I am in a great mood this morning and I can only hope you’ll be equally happy by making this salad today.

Don’t make that wincing face. Salad can be fun too… Especially when it’s full of seasonal produce, bacon, and maple syrup.

I talked about this salad on my Chipotle-Pomegranate Glazed Roasted Salmon post.

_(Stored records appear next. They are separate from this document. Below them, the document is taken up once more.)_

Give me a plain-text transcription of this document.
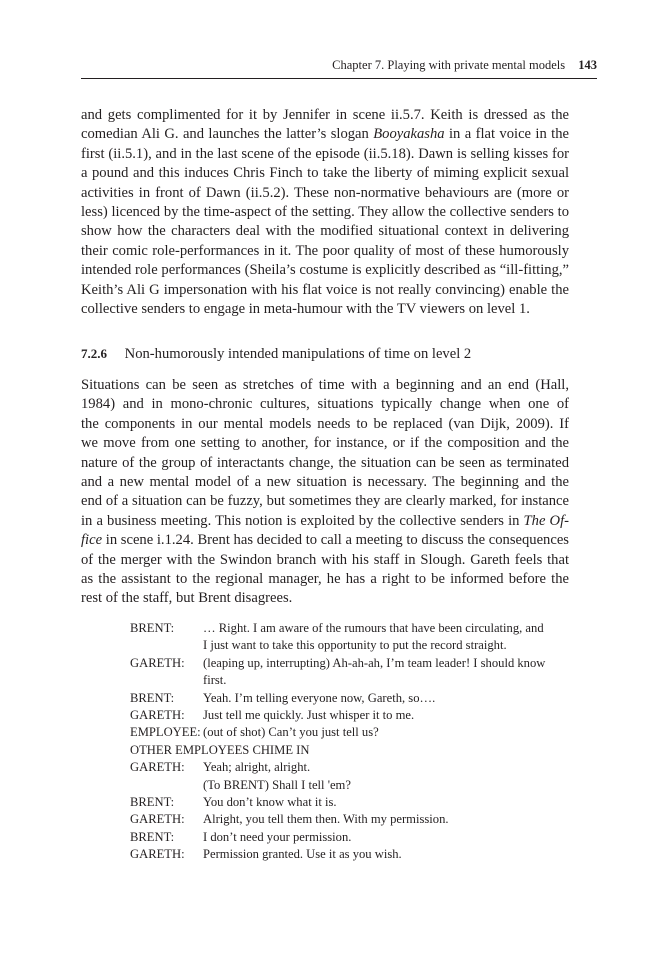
Chapter 7. Playing with private mental models 143
and gets complimented for it by Jennifer in scene ii.5.7. Keith is dressed as the
comedian Ali G. and launches the latter’s slogan Booyakasha in a flat voice in the
first (ii.5.1), and in the last scene of the episode (ii.5.18). Dawn is selling kisses for
a pound and this induces Chris Finch to take the liberty of miming explicit sexual
activities in front of Dawn (ii.5.2). These non-normative behaviours are (more or
less) licenced by the time-aspect of the setting. They allow the collective senders to
show how the characters deal with the modified situational context in delivering
their comic role-performances in it. The poor quality of most of these humorously
intended role performances (Sheila’s costume is explicitly described as “ill-fitting,”
Keith’s Ali G impersonation with his flat voice is not really convincing) enable the
collective senders to engage in meta-humour with the TV viewers on level 1.
7.2.6 Non-humorously intended manipulations of time on level 2
Situations can be seen as stretches of time with a beginning and an end (Hall,
1984) and in mono-chronic cultures, situations typically change when one of
the components in our mental models needs to be replaced (van Dijk, 2009). If
we move from one setting to another, for instance, or if the composition and the
nature of the group of interactants change, the situation can be seen as terminated
and a new mental model of a new situation is necessary. The beginning and the
end of a situation can be fuzzy, but sometimes they are clearly marked, for instance
in a business meeting. This notion is exploited by the collective senders in The Of-
fice in scene i.1.24. Brent has decided to call a meeting to discuss the consequences
of the merger with the Swindon branch with his staff in Slough. Gareth feels that
as the assistant to the regional manager, he has a right to be informed before the
rest of the staff, but Brent disagrees.
BRENT:	… Right. I am aware of the rumours that have been circulating, and
I just want to take this opportunity to put the record straight.
GARETH:	(leaping up, interrupting) Ah-ah-ah, I’m team leader! I should know
first.
BRENT:	Yeah. I’m telling everyone now, Gareth, so….
GARETH:	Just tell me quickly. Just whisper it to me.
EMPLOYEE: (out of shot) Can’t you just tell us?
OTHER EMPLOYEES CHIME IN
GARETH:	Yeah; alright, alright.
(To BRENT) Shall I tell 'em?
BRENT:	You don’t know what it is.
GARETH:	Alright, you tell them then. With my permission.
BRENT:	I don’t need your permission.
GARETH:	Permission granted. Use it as you wish.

It was to die for.

I think my favorite part was the sweet potatoes, mostly because they were roasted in salty bacon grease and sweet maple syrup.

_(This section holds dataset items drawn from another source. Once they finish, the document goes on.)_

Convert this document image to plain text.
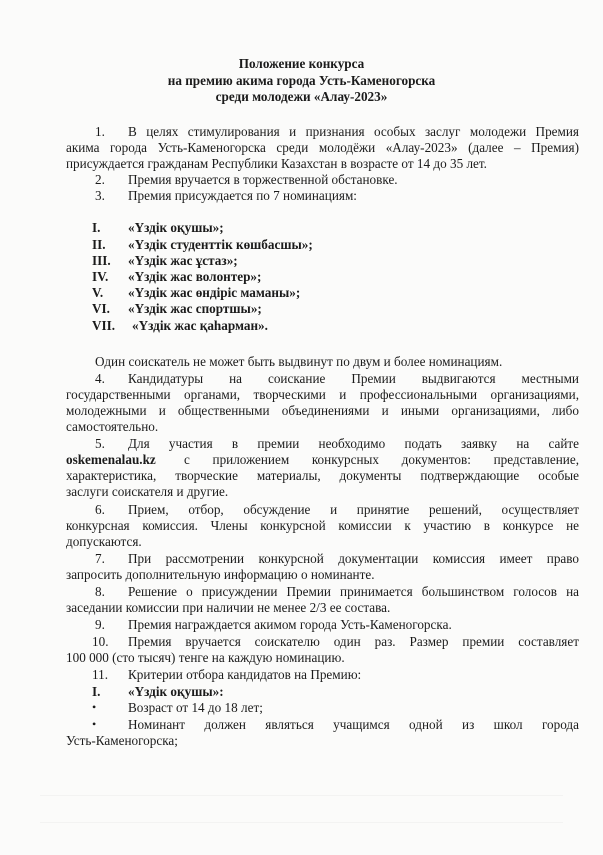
Положение конкурса
на премию акима города Усть-Каменогорска
среди молодежи «Алау-2023»
1. В целях стимулирования и признания особых заслуг молодежи Премия
акима города Усть-Каменогорска среди молодёжи «Алау-2023» (далее – Премия)
присуждается гражданам Республики Казахстан в возрасте от 14 до 35 лет.
2. Премия вручается в торжественной обстановке.
3. Премия присуждается по 7 номинациям:
I. «Үздік оқушы»;
II. «Үздік студенттік көшбасшы»;
III. «Үздік жас ұстаз»;
IV. «Үздік жас волонтер»;
V. «Үздік жас өндіріс маманы»;
VI. «Үздік жас спортшы»;
VII. «Үздік жас қаһарман».
Один соискатель не может быть выдвинут по двум и более номинациям.
4. Кандидатуры на соискание Премии выдвигаются местными
государственными органами, творческими и профессиональными организациями,
молодежными и общественными объединениями и иными организациями, либо
самостоятельно.
5. Для участия в премии необходимо подать заявку на сайте
oskemenalau.kz с приложением конкурсных документов: представление,
характеристика, творческие материалы, документы подтверждающие особые
заслуги соискателя и другие.
6. Прием, отбор, обсуждение и принятие решений, осуществляет
конкурсная комиссия. Члены конкурсной комиссии к участию в конкурсе не
допускаются.
7. При рассмотрении конкурсной документации комиссия имеет право
запросить дополнительную информацию о номинанте.
8. Решение о присуждении Премии принимается большинством голосов на
заседании комиссии при наличии не менее 2/3 ее состава.
9. Премия награждается акимом города Усть-Каменогорска.
10. Премия вручается соискателю один раз. Размер премии составляет
100 000 (сто тысяч) тенге на каждую номинацию.
11. Критерии отбора кандидатов на Премию:
I. «Үздік оқушы»:
• Возраст от 14 до 18 лет;
• Номинант должен являться учащимся одной из школ города
Усть-Каменогорска;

Bacon Sweet Potato Spinach Salad recipe by Family Fresh Cooking:

2 pounds Sweet Potatoes (Garnet Yams), cleaned, skins left on, cut into 1 ” cubes

A pinch of Garlic Salt

A pinch of ground Cinnamon

A pinch of ground Ginger

A pinch of ground ground Black Pepper

A few tablespoons pure Maple Syrup

18-24 ounces Baby Spinach Leaves

12 ounces crumbled Bacon (I used uncured Pork Bacon in this recipe) set aside bacon grease

A few handfuls of Pomegranate Seeds (arils)

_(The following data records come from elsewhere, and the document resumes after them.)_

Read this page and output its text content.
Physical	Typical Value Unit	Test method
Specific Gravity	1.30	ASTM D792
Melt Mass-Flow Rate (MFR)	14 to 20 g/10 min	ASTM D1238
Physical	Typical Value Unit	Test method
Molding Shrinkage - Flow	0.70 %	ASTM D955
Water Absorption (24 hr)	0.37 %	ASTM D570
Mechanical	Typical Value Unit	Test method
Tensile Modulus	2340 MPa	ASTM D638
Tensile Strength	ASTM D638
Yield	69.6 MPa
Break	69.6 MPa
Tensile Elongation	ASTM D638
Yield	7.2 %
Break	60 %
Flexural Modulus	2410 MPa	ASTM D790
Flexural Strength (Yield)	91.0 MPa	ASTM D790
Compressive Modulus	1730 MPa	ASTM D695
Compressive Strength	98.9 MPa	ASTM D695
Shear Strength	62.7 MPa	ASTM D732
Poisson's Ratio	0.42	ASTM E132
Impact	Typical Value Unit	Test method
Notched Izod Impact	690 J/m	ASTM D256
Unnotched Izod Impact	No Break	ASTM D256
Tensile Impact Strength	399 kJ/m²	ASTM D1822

Grated Gruyére or your favorite cheese

  1. Preheat oven to 400˚F with rack in the center. Cook bacon until brown and crispy in a fry pan. Remove bacon from pan and drain on paper towels. Reserve bacon fat in a heat resistant container & set aside to cool a bit.
  2. Toss sweet potato chunks with garlic salt, cinnamon, ginger, black pepper maple syrup and some bacon grease. (A little bacon grease goes a long way, so add a small amount first and you can always add more. I use just enough oil to grease them until slightly glistening.) Spread sweet potatoes on a sheet pan in a single layer. Roast for about 35 minutes until cooked through and golden brown. Toss once with tongs about halfway through cooking time for even browning. Remove sweet potatoes from oven and let cool.
  3. Salad assembly: Put baby spinach in a large bowl. Top with roasted sweet potatoes, bacon crumbles, Gruyére and pomegranate seeds. You can season with some more garlic salt and black pepper if desired. When ready to serve, toss salad with your favorite vinaigrette dressing or olive oil and balsamic vinegar.
5 Comments leave one →
  1. Mom Pom permalink
    November 12, 2011 1:37 pm

    Seriously, this salad was wonderful, and I hate maple syrup. It was just the right amount so it lended flavor but you didn’t know what quite it was. Perhaps the bacon turned it into something better than it is on it’s own? Whatever, this has become my favorite winter salad. I would have never thought to pair roasted sweet potatoes with salad but am glad you introduced me to this union. Way to go!!!

  2. Rachel permalink
    November 14, 2011 3:18 pm

    This salad looks yummy! I want this exact mean next Tuesday! or are you going to want La Vics or a chicken bacon sandwich from Zanattos? mmmm so many decisions!! I can’t wait to pig out next week 🙂

    • November 14, 2011 3:58 pm

      I thought we were going to diet and keep each other in check?!

      • Rachel permalink
        November 14, 2011 7:40 pm

        That sounds nice in theory, but will NEVER happen!